Every ordinal $\alpha>0$ can be expressed uniquely as
$$\alpha=\omega^{\beta_1}\cdot k_1+\omega^{\beta_2}\cdot k_2+\cdots+\omega^{\beta_n}\cdot k_n$$
where $\beta_1>\beta_2>\cdots>\beta_n$ and $k_1>0,k_2>0,\cdots,k_n>0$ are finite.
Does my attempt look fine or contain logical flaws/gaps? Any suggestion is greatly appreciated. Thank you for your help!
My attempt:
Existence
Assume that $\xi$ can be expressed as normal form for all $\xi<\alpha$.
Let $\beta=\max\{\xi\in\rm Ord\mid\omega^\xi\le\alpha\}$. Then there is $\delta$ and $\rho<\omega^\beta$ such that $\alpha=\omega^\beta\cdot\delta+\rho$. Since $\rho<\omega^\beta$, $\rho<\alpha$ and thus $\delta>0$. I claim that $\delta$ is finite. If not, $\delta$ is infinite and thus $\delta\ge\omega$. Then $\omega^{\beta+1}=\omega^\beta\cdot\omega\le\omega^\beta\cdot\delta\le\alpha$ and thus $\omega^{\beta+1}\le\alpha$. This contradicts the maximality of $\beta$. Thus $\delta$ is finite. Let $\beta_1=\beta$ and $k_1=\delta$. If $\rho=0$, then $\alpha=\omega^{\beta_1}\cdot k_1$. If $\rho>0$, then $\rho=\omega^{\beta_2}\cdot k_2+\cdots+\omega^{\beta_n}\cdot k_n$ for some $\beta_2>\cdots>\beta_n$ and finite $k_2,\cdots,k_n>0$ by inductive hypothesis. We have $\omega^{\beta_2}\le\rho<\omega^{\beta_1}$, then $\beta_2<\beta_1$. As a result, $\alpha=\omega^{\beta_1}\cdot k_1+\omega^{\beta_2}\cdot k_2+\cdots+\omega^{\beta_n}\cdot k_n$ as desired.

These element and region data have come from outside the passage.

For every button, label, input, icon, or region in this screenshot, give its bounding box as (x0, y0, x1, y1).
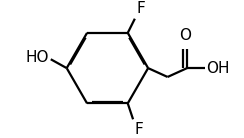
Text: OH: OH (206, 61, 230, 76)
Text: F: F (137, 1, 145, 16)
Text: HO: HO (26, 50, 49, 65)
Text: F: F (135, 122, 143, 137)
Text: O: O (179, 28, 191, 43)
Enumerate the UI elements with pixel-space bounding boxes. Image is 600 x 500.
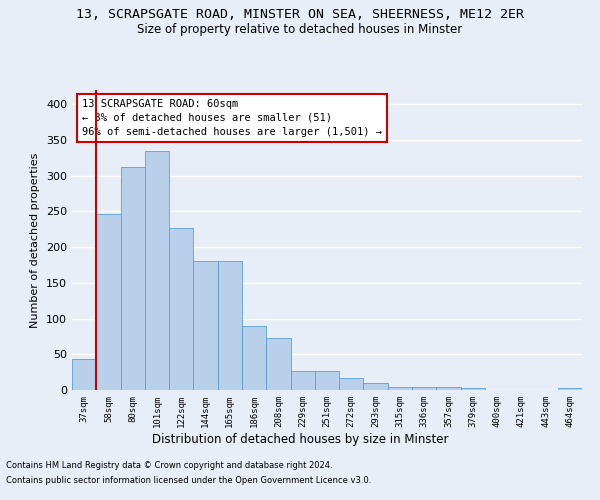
Text: Contains public sector information licensed under the Open Government Licence v3: Contains public sector information licen… (6, 476, 371, 485)
Y-axis label: Number of detached properties: Number of detached properties (31, 152, 40, 328)
Bar (436, 387, 461, 390)
Bar (461, 388, 485, 390)
Bar (558, 388, 582, 390)
Bar (145, 150, 169, 390)
Bar (242, 326, 266, 390)
Bar (218, 262, 242, 390)
Text: 13 SCRAPSGATE ROAD: 60sqm
← 3% of detached houses are smaller (51)
96% of semi-d: 13 SCRAPSGATE ROAD: 60sqm ← 3% of detach… (82, 99, 382, 137)
Bar (193, 262, 218, 390)
Bar (364, 383, 388, 390)
Bar (169, 228, 193, 390)
Bar (315, 370, 339, 390)
Bar (388, 387, 412, 390)
Text: Distribution of detached houses by size in Minster: Distribution of detached houses by size … (152, 432, 448, 446)
Bar (339, 378, 364, 390)
Text: 13, SCRAPSGATE ROAD, MINSTER ON SEA, SHEERNESS, ME12 2ER: 13, SCRAPSGATE ROAD, MINSTER ON SEA, SHE… (76, 8, 524, 20)
Bar (412, 387, 436, 390)
Text: Contains HM Land Registry data © Crown copyright and database right 2024.: Contains HM Land Registry data © Crown c… (6, 461, 332, 470)
Bar (96, 214, 121, 390)
Bar (266, 338, 290, 390)
Bar (290, 370, 315, 390)
Bar (121, 167, 145, 390)
Bar (72, 358, 96, 390)
Text: Size of property relative to detached houses in Minster: Size of property relative to detached ho… (137, 22, 463, 36)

We observed that $\beta<\gamma\implies\forall k\in\omega:\omega^\beta\cdot k<\omega^\gamma$. This is because $\omega^\beta\cdot k<\omega^\beta\cdot\omega=\omega^{\beta+1}\le\omega^\gamma$. It follows that if $\alpha=\omega^{\beta_1}\cdot k_1+\omega^{\beta_2}\cdot k_2+\cdots+\omega^{\beta_n}\cdot k_n$ is in normal form and $\beta_1<\gamma$, then $\alpha<\omega^\gamma$.
Uniqueness
Assume that the normal form of $\xi$ is unique for all $\xi<\alpha$.

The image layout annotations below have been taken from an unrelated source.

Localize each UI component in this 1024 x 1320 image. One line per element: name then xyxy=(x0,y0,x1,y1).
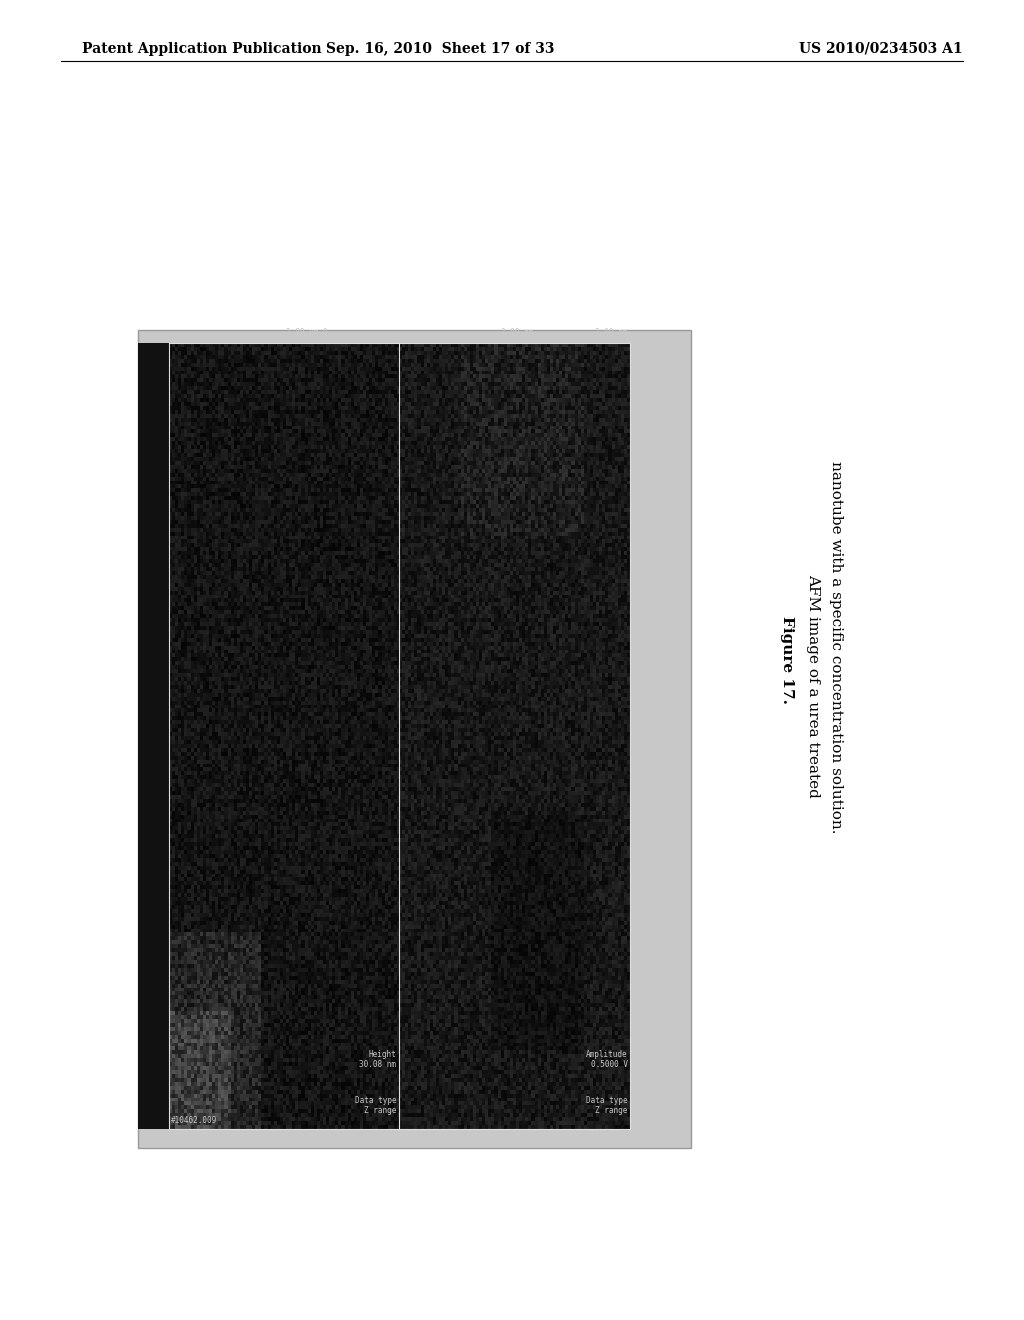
Text: Amplitude
0.5000 V: Amplitude 0.5000 V xyxy=(586,1049,628,1069)
Text: Figure 17.: Figure 17. xyxy=(780,616,795,704)
Text: nanotube with a specific concentration solution.: nanotube with a specific concentration s… xyxy=(829,461,844,833)
Text: Data type
Z range: Data type Z range xyxy=(586,1096,628,1115)
Text: 3.09 nm: 3.09 nm xyxy=(501,327,534,337)
Bar xyxy=(138,343,169,1129)
Text: 2.89 µm 0: 2.89 µm 0 xyxy=(287,327,328,337)
Text: Patent Application Publication: Patent Application Publication xyxy=(82,42,322,55)
Text: Sep. 16, 2010  Sheet 17 of 33: Sep. 16, 2010 Sheet 17 of 33 xyxy=(326,42,555,55)
Text: US 2010/0234503 A1: US 2010/0234503 A1 xyxy=(799,42,963,55)
Text: 3.09 nm: 3.09 nm xyxy=(595,327,628,337)
Text: AFM image of a urea treated: AFM image of a urea treated xyxy=(806,574,820,799)
Text: #10462.009: #10462.009 xyxy=(171,1115,217,1125)
Bar xyxy=(138,330,691,1148)
Text: Height
30.08 nm: Height 30.08 nm xyxy=(359,1049,396,1069)
Text: Data type
Z range: Data type Z range xyxy=(354,1096,396,1115)
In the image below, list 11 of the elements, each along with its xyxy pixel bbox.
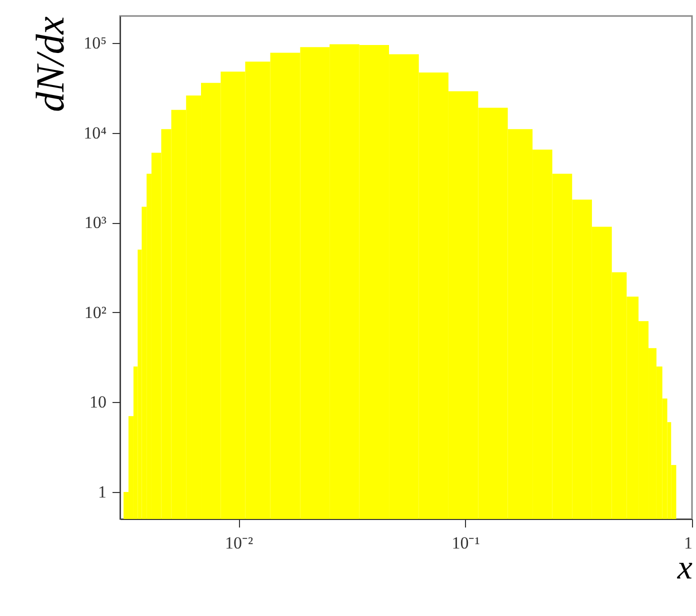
y-tick-label: 10⁴ <box>84 123 107 142</box>
y-tick-label: 10⁵ <box>84 34 107 53</box>
x-tick-label: 1 <box>684 534 692 552</box>
x-tick-label: 10⁻² <box>224 534 254 552</box>
y-tick-label: 1 <box>98 482 106 502</box>
y-axis-title: dN/dx <box>28 16 73 112</box>
x-axis-title: x <box>676 550 692 586</box>
x-tick-label: 10⁻¹ <box>452 534 480 552</box>
y-tick-label: 10³ <box>84 213 106 232</box>
y-tick-label: 10² <box>84 302 106 322</box>
y-tick-label: 10 <box>90 392 106 412</box>
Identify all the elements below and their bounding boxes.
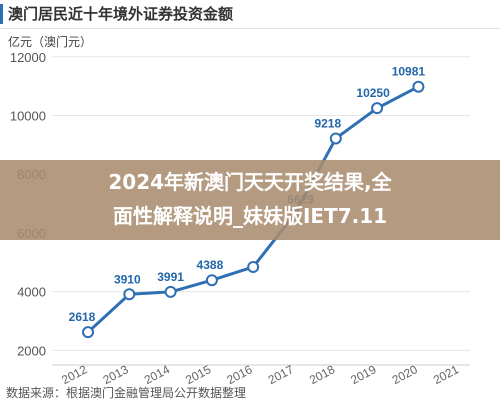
title-bar: 澳门居民近十年境外证券投资金额 — [0, 0, 500, 30]
headline-banner — [0, 160, 500, 240]
data-label-2013: 3910 — [114, 272, 141, 286]
data-point-2015 — [205, 274, 218, 287]
data-source-note: 数据来源：根据澳门金融管理局公开数据整理 — [6, 386, 247, 400]
data-point-2012 — [82, 326, 94, 339]
x-tick-label-2019: 2019 — [348, 362, 378, 387]
y-axis-unit-label: 亿元（澳门元） — [8, 35, 93, 49]
data-point-2013 — [123, 288, 136, 301]
x-tick-label-2017: 2017 — [266, 362, 296, 387]
data-label-2018: 9218 — [314, 116, 341, 130]
title-divider — [0, 28, 500, 29]
x-tick-label-2021: 2021 — [431, 362, 461, 387]
y-tick-label-4000: 4000 — [17, 285, 46, 300]
data-label-2020: 10981 — [392, 65, 426, 79]
data-point-2016 — [247, 260, 260, 273]
y-tick-label-12000: 12000 — [10, 50, 46, 65]
data-label-2012: 2618 — [69, 310, 96, 324]
data-label-2019: 10250 — [356, 86, 390, 100]
headline-text: 2024年新澳门天天开奖结果,全 面性解释说明_妹妹版IET7.11 — [0, 165, 500, 233]
data-point-2014 — [164, 285, 177, 298]
y-tick-label-10000: 10000 — [10, 109, 46, 124]
headline-line-2: 面性解释说明_妹妹版IET7.11 — [112, 204, 388, 228]
data-label-2014: 3991 — [157, 270, 184, 284]
title-accent-mark — [0, 4, 3, 24]
data-point-2018 — [329, 132, 342, 145]
chart-title: 澳门居民近十年境外证券投资金额 — [8, 6, 234, 23]
data-point-2019 — [371, 102, 384, 115]
x-tick-label-2018: 2018 — [307, 362, 337, 387]
x-tick-label-2020: 2020 — [390, 362, 420, 387]
data-label-2015: 4388 — [197, 258, 224, 272]
headline-line-1: 2024年新澳门天天开奖结果,全 — [108, 170, 392, 194]
y-tick-label-2000: 2000 — [17, 343, 46, 358]
data-point-2020 — [412, 80, 425, 93]
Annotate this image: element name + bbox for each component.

Let $\alpha=\omega^{\beta_1}\cdot k_1+\omega^{\beta_2}\cdot k_2+\cdots+\omega^{\beta_n}\cdot k_n=\omega^{\gamma_1}\cdot l_1+\omega^{\gamma_2}\cdot l_2+\cdots+\omega^{\gamma_m}\cdot l_m$. The previous observation implies that $\beta_1=\gamma_1$. Let $\delta=\omega^{\beta_1}=\omega^{\gamma_1}$, $\rho=\omega^{\beta_2}\cdot k_2+\cdots+\omega^{\beta_n}\cdot k_n$, and $\sigma=\omega^{\gamma_2}\cdot l_2+\cdots+\omega^{\gamma_m}\cdot l_m$. Then $\alpha=\delta\cdot k_1+\rho=\delta\cdot l_1+\sigma$ where $\rho<\delta$ and $\sigma<\delta$. Thus $k_1=l_1$ and $\rho=\sigma$. By inductive hypothesis, the normal form of $\rho$ is unique and thus $m=n$, $\beta_2=\gamma_2,\cdots,\beta_n=\gamma_n, k_2=l_2,\cdots,k_n=l_m$. It follows that the normal form of $\alpha$ is unique.

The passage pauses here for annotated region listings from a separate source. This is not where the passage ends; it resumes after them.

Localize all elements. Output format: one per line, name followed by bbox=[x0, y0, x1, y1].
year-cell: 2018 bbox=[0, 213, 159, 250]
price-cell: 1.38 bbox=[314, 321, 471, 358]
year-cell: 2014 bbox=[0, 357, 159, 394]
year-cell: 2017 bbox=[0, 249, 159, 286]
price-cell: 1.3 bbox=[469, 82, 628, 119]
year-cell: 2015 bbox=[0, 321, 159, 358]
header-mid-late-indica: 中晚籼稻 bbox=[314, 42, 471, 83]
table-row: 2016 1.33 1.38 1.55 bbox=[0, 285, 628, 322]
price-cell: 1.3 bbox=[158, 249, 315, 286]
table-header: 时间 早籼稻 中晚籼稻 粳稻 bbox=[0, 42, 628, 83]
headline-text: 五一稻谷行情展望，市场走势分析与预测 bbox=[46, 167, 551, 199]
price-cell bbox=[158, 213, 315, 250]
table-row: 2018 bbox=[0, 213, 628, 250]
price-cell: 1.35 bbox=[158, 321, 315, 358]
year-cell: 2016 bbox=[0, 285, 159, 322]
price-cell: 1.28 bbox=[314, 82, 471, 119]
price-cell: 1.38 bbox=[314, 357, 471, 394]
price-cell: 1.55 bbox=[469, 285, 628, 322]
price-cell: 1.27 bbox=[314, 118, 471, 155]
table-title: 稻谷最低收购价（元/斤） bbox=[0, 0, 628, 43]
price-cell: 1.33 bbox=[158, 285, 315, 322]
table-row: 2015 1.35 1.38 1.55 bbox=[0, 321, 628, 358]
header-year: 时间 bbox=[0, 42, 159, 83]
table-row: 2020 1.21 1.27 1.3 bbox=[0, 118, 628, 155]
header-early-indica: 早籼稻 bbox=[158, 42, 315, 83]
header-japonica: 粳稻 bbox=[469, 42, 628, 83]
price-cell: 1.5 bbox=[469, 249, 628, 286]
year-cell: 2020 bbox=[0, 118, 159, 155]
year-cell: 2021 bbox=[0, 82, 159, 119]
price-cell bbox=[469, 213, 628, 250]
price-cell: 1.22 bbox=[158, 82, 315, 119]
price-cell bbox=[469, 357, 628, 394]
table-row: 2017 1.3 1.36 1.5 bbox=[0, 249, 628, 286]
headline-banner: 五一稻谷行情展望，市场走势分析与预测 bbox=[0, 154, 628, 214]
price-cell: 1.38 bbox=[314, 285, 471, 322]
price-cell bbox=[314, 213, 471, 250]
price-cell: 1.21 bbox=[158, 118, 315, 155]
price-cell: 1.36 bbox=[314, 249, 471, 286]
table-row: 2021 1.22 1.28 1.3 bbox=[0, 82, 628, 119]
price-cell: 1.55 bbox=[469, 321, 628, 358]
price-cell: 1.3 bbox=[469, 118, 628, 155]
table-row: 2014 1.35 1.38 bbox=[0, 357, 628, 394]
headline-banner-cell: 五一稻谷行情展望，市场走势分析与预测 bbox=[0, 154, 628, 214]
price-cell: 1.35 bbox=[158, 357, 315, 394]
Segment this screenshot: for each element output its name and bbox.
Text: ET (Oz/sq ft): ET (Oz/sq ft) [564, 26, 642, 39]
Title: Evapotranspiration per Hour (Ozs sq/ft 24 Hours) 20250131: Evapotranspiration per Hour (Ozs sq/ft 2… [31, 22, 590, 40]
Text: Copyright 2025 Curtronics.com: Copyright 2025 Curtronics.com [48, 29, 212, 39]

"The previous observation implies that $\beta_1 = \gamma_1$." I don't see that. For the existence part, I don't see any errors.
Also, this looks similar to the proof in section 3 of the excelent article "A short introduction to Ordinal Notations", by Simmons. It's freely available online; you should check it out. (Are you doing a thesis on ordinal notations?)
I like Simmon's way of writing the proof because it feels more like an algorithm :-). However, it's basically the same as yours.